Muslim Brotherhood: Government report concludes they should not be classified as a terrorist organisation

Timing of the announcement, just 48 hours before the delivery of the Budget, will fuel suspicion of an attempt to minimise adverse publicity

Nigel Morris,Ian Johnston
Sunday 15 March 2015 20:39 GMT
David Cameron ordered an 'urgent investigation' into the Muslim Brotherhood in 2014 but its release has been repeatedly delayed amid wrangling between ministers and officials over its findings
David Cameron ordered an 'urgent investigation' into the Muslim Brotherhood in 2014 but its release has been repeatedly delayed amid wrangling between ministers and officials over its findings (Getty)

David Cameron is braced for a diplomatic row with Saudi Arabia and Egypt when the Government today publishes a long-awaited review into the Muslim Brotherhood which is set to clear it of being a terrorist organisation.

He ordered the “urgent investigation” into the Islamist movement almost a year ago, but the release of its conclusions has been repeatedly delayed amid wrangling between ministers and officials over its findings.

The Prime Minister has been accused of setting up the review under pressure from the Saudi ruling family, which was strongly opposed to the organisation under the late king, although his predecessor Salman appears to favour softening this stance.

The review, led by Sir John Jenkins, the ambassador to Saudi Arabia, into its British activities is understood to have concluded that it should not be banned as a terrorist organisation. However, it is likely to be urged to be more transparent about its links to affiliated organisations including mosques and charities.

The timing of the announcement – just 48 hours before George Osborne delivers the Coalition’s final Budget – will fuel suspicion that the government is trying to minimise adverse publicity. The report will also be heavily redacted and sparing in detail.

Saudi Arabia, Egypt and the United Arab Emirates have banned the Muslim Brotherhood which they have labelled a terrorist organisation. The movement has support from Qatar and Turkey, where some of its leaders fled after a 2013 military coup in Egypt ousted a Brotherhood government.

The former Foreign Secretary, Sir Malcolm Rifkind, attributed the delay to “diplomatic problems” surrounding the conclusions.

“We have a large number of friendly governments who are bitterly opposed to the Muslim Brotherhood and others who take the opposite view,” he told the Independent.

“There must have been some quite complicated considerations that have had to be taken into account. They should have known about those considerations.”

Sir John spent three months gathering evidence about the movement’s activities, passing his report to Downing Street last July, in which he was understood to have concluded there was no firm connection between the Brotherhood and terrorism.

A source close to the discussions said the Jenkins review panel were “laughing about this whole hysteria about banning the Muslim Brotherhood” last year, saying this was never on the cards and that the Saudi Government understood this.

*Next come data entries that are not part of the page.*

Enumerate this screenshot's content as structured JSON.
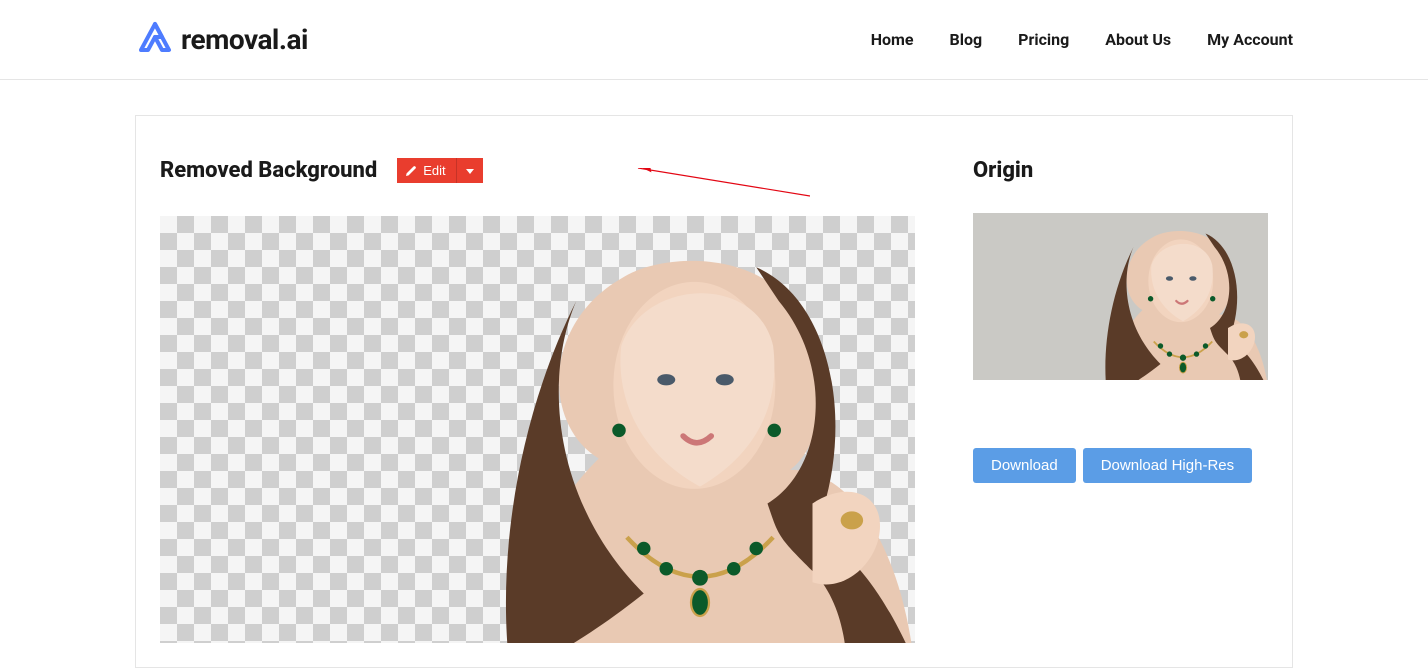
{
  "brand": {
    "name": "removal.ai"
  },
  "nav": {
    "items": [
      {
        "label": "Home"
      },
      {
        "label": "Blog"
      },
      {
        "label": "Pricing"
      },
      {
        "label": "About Us"
      },
      {
        "label": "My Account"
      }
    ]
  },
  "main": {
    "title": "Removed Background",
    "edit_label": "Edit"
  },
  "side": {
    "title": "Origin",
    "download_label": "Download",
    "download_hires_label": "Download High-Res"
  },
  "colors": {
    "accent_red": "#e93d2e",
    "accent_blue": "#5b9de6",
    "logo_blue": "#4e7cff"
  }
}
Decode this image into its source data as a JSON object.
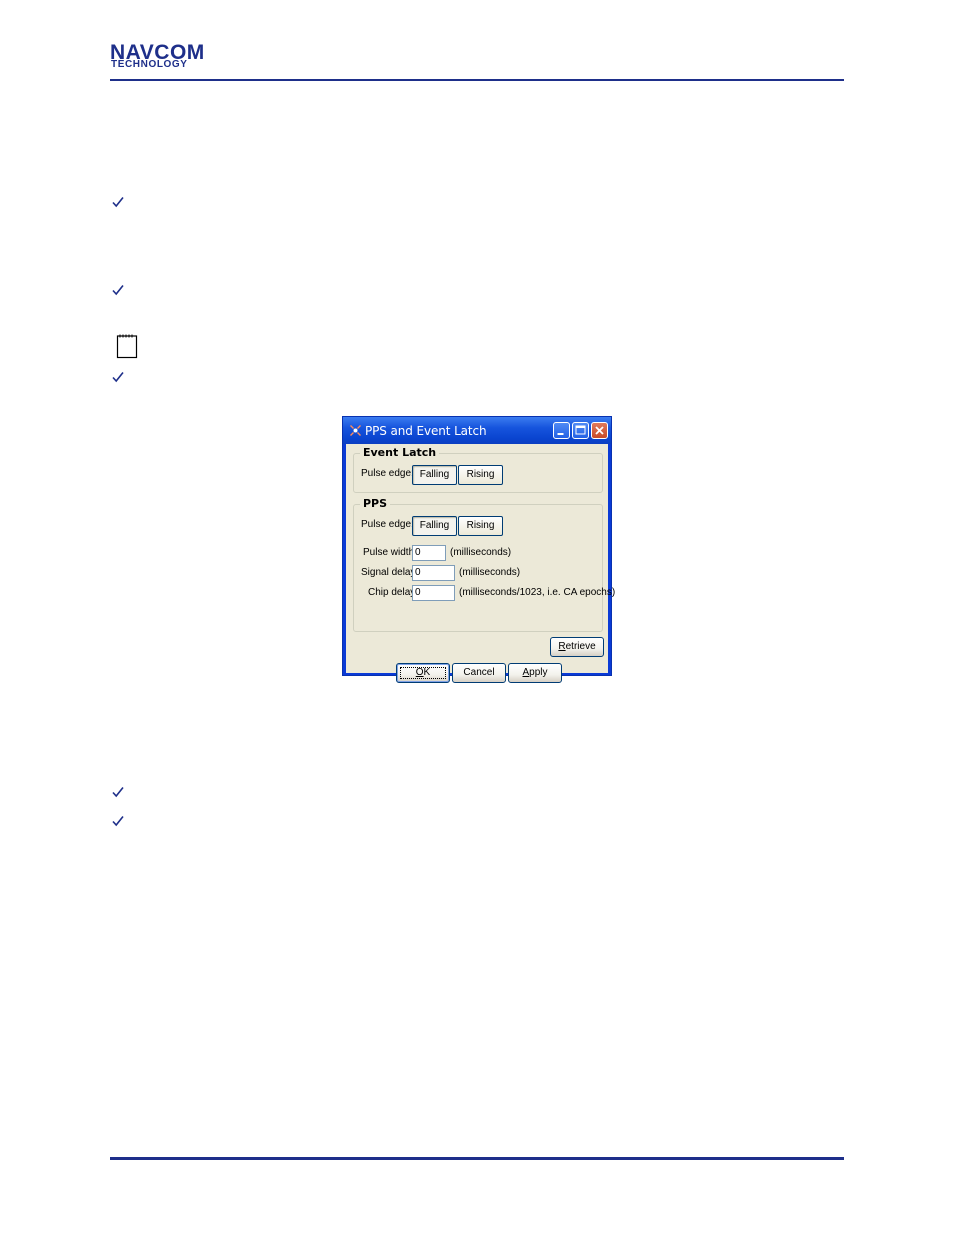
{
  "header": {
    "logo_line1": "NAVCOM",
    "logo_line2": "TECHNOLOGY"
  },
  "icons": {
    "check": "checkmark-icon",
    "note": "note-icon",
    "app": "satellite-icon"
  },
  "colors": {
    "brand": "#1e2f8a",
    "xp_title": "#0a44cf",
    "dialog_face": "#ece9d8"
  },
  "dialog": {
    "title": "PPS and Event Latch",
    "event_latch": {
      "label": "Event Latch",
      "pulse_edge_label": "Pulse edge:",
      "falling": "Falling",
      "rising": "Rising",
      "selected": "Falling"
    },
    "pps": {
      "label": "PPS",
      "pulse_edge_label": "Pulse edge:",
      "falling": "Falling",
      "rising": "Rising",
      "selected": "Falling",
      "pulse_width_label": "Pulse width:",
      "pulse_width_value": "0",
      "pulse_width_unit": "(milliseconds)",
      "signal_delay_label": "Signal delay:",
      "signal_delay_value": "0",
      "signal_delay_unit": "(milliseconds)",
      "chip_delay_label": "Chip delay:",
      "chip_delay_value": "0",
      "chip_delay_unit": "(milliseconds/1023, i.e. CA epochs)"
    },
    "retrieve_first": "R",
    "retrieve_rest": "etrieve",
    "ok_first": "O",
    "ok_rest": "K",
    "cancel": "Cancel",
    "apply_first": "A",
    "apply_rest": "pply"
  }
}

Five months ago its British lawyers said they had learned it had been cleared of terrorist links. Last week the movement warned it was prepared to take legal action against the government if today’s report sullied its reputation as a peaceful organisation.

Steven Merley, the editor Global Muslim Brotherhood Watch, said: “Britain is the command and control centre for the Brotherhood in Europe. Nowhere else comes close – that is undeniable.”

He said: “What the Brotherhood does very well is that it makes Muslims very angry by consistently pushing the idea that the West has a war with Islam.”

Dr Lorenzo Vidino, an expert on the Brotherhood in the West who contributed to the Jenkins review, said he was unsurprised it was being released in Budget week amid signs of government anxiety about the issue.

“That would make sense – that’s been what’s been going on for the last six of seven months. There’s not exactly a desire on the part of the Government to make a big deal about it. It’s been a bit of a political hot potato,” he said.

Dr Vidino said the UK had been under pressure from Saudi Arabia to crack down on the Muslim Brotherhood while Qatar, a sponsor of the movement, has sought to water down any actions against it.

“What the UK has been doing from their [the Saudis] point of view has been excellent compared to the nothing or what the Saudis believe is support for the Brotherhood that the US has had. The UK has been more aggressive than the rest of the West, apart from perhaps Canada,” he said.

He said the Brotherhood only had a few hundreds activists in the UK, but they were “very active”. He agreed they were not a terrorist organisation and did not actively recruit people to fight for terrorist groups abroad.

Toby Cadman, a barrister employed by the Cordoba Foundation which has been linked to the Muslim Brotherhood, said: “I think this is something that’s caused huge embarrassment to the Government. They’ve been pushed into this by their strategic partners [in the Middle East].

“It’s really a damage limitation exercise now, watering it down and releasing it during Budget Week is probably there way of getting out of this.”

Downing Street confirmed that details of Sir John’s findings, and the government’s response would be published today in a written statement to the Commons, but would not discuss the contents.